California has suffered through drought years most of the past decade. It was less than a year ago when San Luis Reservoir stood at half capacity. Today it is nearly full. North of here, we have seen 188,000 people evacuated because Lake Oroville was over capacity. So, as irony would have it, the Department of Water Resources has to increase water flows from reservoirs across the state to protect our dams from failing.
So, where does our water go? Statewide, the agricultural industry contributes nearly $50 billion to California's economy, which is why we often hear that California is the breadbasket of the world - something to be proud of. Producing crops uses 40 percent of our water supply. The largest share of the state's water usage is, however, for environmental purposes - maintaining the streams, rivers, the Delta, wildlife preserves and ensuring water quality and temperature control. The latter has been especially frustrating since the state has proposed sending large flows down our rivers and out to the ocean, claiming to protect a scant number of fish.

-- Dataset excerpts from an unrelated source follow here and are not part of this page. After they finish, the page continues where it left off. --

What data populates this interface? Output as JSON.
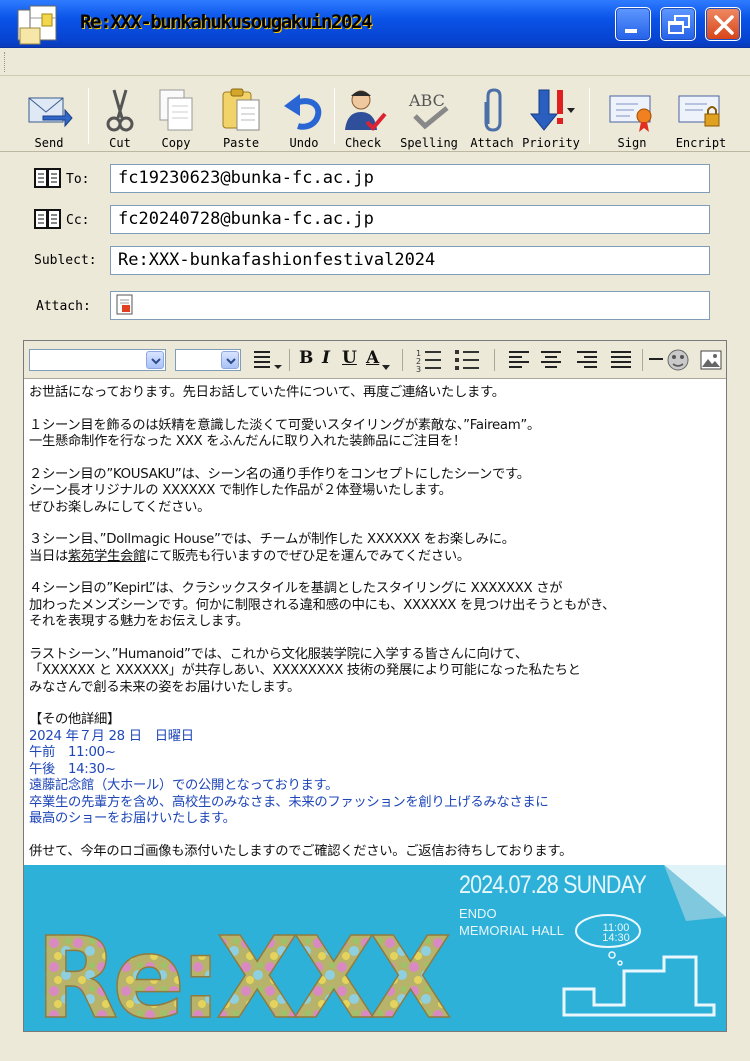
{
  "window": {
    "title": "Re:XXX-bunkahukusougakuin2024"
  },
  "toolbar": {
    "send": "Send",
    "cut": "Cut",
    "copy": "Copy",
    "paste": "Paste",
    "undo": "Undo",
    "check": "Check",
    "spelling": "Spelling",
    "attach": "Attach",
    "priority": "Priority",
    "sign": "Sign",
    "encrypt": "Encript"
  },
  "header": {
    "to_label": "To:",
    "to_value": "fc19230623@bunka-fc.ac.jp",
    "cc_label": "Cc:",
    "cc_value": "fc20240728@bunka-fc.ac.jp",
    "subject_label": "Sublect:",
    "subject_value": "Re:XXX-bunkafashionfestival2024",
    "attach_label": "Attach:"
  },
  "format": {
    "bold": "B",
    "italic": "I",
    "underline": "U",
    "font_color": "A"
  },
  "body": {
    "greeting": "お世話になっております。先日お話していた件について、再度ご連絡いたします。",
    "p1_l1": "１シーン目を飾るのは妖精を意識した淡くて可愛いスタイリングが素敵な、”Faiream”。",
    "p1_l2": "一生懸命制作を行なった XXX をふんだんに取り入れた装飾品にご注目を！",
    "p2_l1": "２シーン目の”KOUSAKU”は、シーン名の通り手作りをコンセプトにしたシーンです。",
    "p2_l2": "シーン長オリジナルの XXXXXX で制作した作品が２体登場いたします。",
    "p2_l3": "ぜひお楽しみにしてください。",
    "p3_l1": "３シーン目、”Dollmagic House”では、チームが制作した XXXXXX をお楽しみに。",
    "p3_l2_a": "当日は",
    "p3_l2_link": "紫苑学生会館",
    "p3_l2_b": "にて販売も行いますのでぜひ足を運んでみてください。",
    "p4_l1": "４シーン目の”KepirL”は、クラシックスタイルを基調としたスタイリングに XXXXXXX さが",
    "p4_l2": "加わったメンズシーンです。何かに制限される違和感の中にも、XXXXXX を見つけ出そうともがき、",
    "p4_l3": "それを表現する魅力をお伝えします。",
    "p5_l1": "ラストシーン、”Humanoid”では、これから文化服装学院に入学する皆さんに向けて、",
    "p5_l2": "「XXXXXX と XXXXXX」が共存しあい、XXXXXXXX 技術の発展により可能になった私たちと",
    "p5_l3": "みなさんで創る未来の姿をお届けいたします。",
    "details_heading": "【その他詳細】",
    "details_date": "2024 年７月 28 日　日曜日",
    "details_am": "午前　11:00~",
    "details_pm": "午後　14:30~",
    "details_venue": "遠藤記念館（大ホール）での公開となっております。",
    "details_l1": "卒業生の先輩方を含め、高校生のみなさま、未来のファッションを創り上げるみなさまに",
    "details_l2": "最高のショーをお届けいたします。",
    "closing": "併せて、今年のロゴ画像も添付いたしますのでご確認ください。ご返信お待ちしております。"
  },
  "banner": {
    "logo_text": "Re:XXX",
    "date": "2024.07.28  SUNDAY",
    "venue_l1": "ENDO",
    "venue_l2": "MEMORIAL HALL",
    "time_1": "11:00",
    "time_2": "14:30",
    "colors": {
      "background": "#2db1d9",
      "logo_fill": "#b7b36a"
    }
  }
}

Unfortunately, this is how our current water system works. Our state has an unbelievably complex system built in a haphazard manner over the past 150 years. Figuring out how we survive during both drought and flood years takes constant management of our resources. What is frustrating is that we should not be in this position today.
In 2014, we reached a historic agreement to place a water bond on the ballot. Californians overwhelmingly approved it making available $2.7 billion for new water storage, like Temperance Flat Dam that would provide flood control and drought relief for Central Valley residents and growers alike. As years pass, I'm increasingly concerned these bond funds will not be spent on storage, but toward other projects less urgent and unintended by the voters.
It is my job as a state senator to look to the future of our state and help pass legislation that will benefit our future generations. Fixing our water system is one of my top priorities. We came to the agreement on the water bond for just that reason.
Massive projects, such as new dams, are not completed overnight but take decades. It's unconscionable that we have not been able to get even one of these projects off the ground.
This year, we are fortunate to have a record snowfall in the Sierra's, which is a major contributor to our water storage, providing nearly one-third of our water needs. Our rainfall totals and tremendous snowpack that we have been praying for should serve as a stark reminder that our current water system is constantly in a feast or famine situation.
It does not have to be that way however. We do ourselves harm by not moving more quickly on building more storage.
I am dedicated to doing all that I can to ensure that we get additional storage built as quickly as possible. While the 2014 water bond was a tremendous lift and took years of work, it was simply a starting point. With those financial resources available, now we need the political will to push to get a shovel in the ground and begin building so that we don't continue to waste this precious resource.
State Senator Anthony Cannella, R-Ceres, represents communities throughout Stanislaus, Merced, Fresno, Madera, Monterey and San Benito counties.